【特集】「心配をかけてごめんなさい」。両親への思いを手紙に託した池松和彦【2008年8月21日】



 日本選手の最後にマットに上がった男子フリースタイル66kg級の池松和彦(K-POWERS)の応援に、観客席には両親、兄弟、妻、親族、知人の方々12名で結成された池松応援団がつめかけた(左写真=試合後、応援団にあいさつする池松)

 池松は試合の前日に妻・由紀さんと電話で話をし、「調子がいい」と伝えていた。だが、その際、両親とは直接話をしなかったという。電話で話す代わり、宛名に「池松家のみな様へ」と記された一通の葉書を北京への出発直前に家族に向けて送っていた。

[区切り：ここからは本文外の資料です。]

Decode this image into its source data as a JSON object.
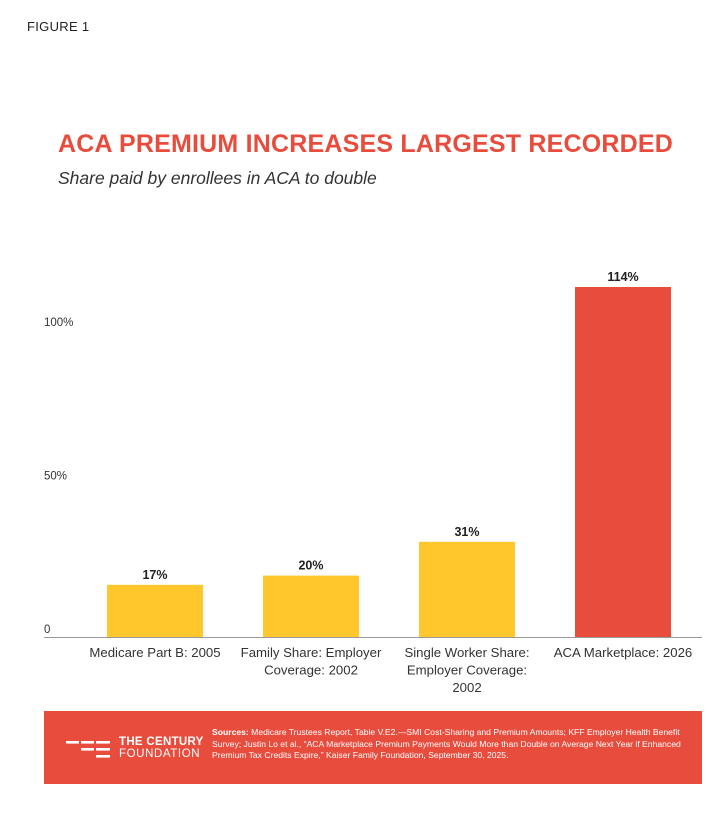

 アテネ五輪後、燃え尽き症候群になった池松。両親も「一年前から比べたら北京のマットに上がれるとは思っていなかった。このマットに上がれただけでもよかった」と当時を振り返る。

 「心配をかけてごめんなさい」。手紙の中には謝罪の一文が含まれていた。そして、オリンピックに2度出場を果たした身体を授けてくれた両親に対する感謝の気持ちも。「健康な体に生まれて有難いです」。手紙の最後は「北京五輪を楽しんでください。僕も頑張ります。いってきます」という言葉でしめられていた。

 惜しくも初戦敗退という結果にはなってしまったが、一度は離れそうになったマットに再び立ち、オリンピックの舞台へとかけのぼった池松。「おつかれさま―」。父・和義さんは息子にそう言葉をかけるつもりだ。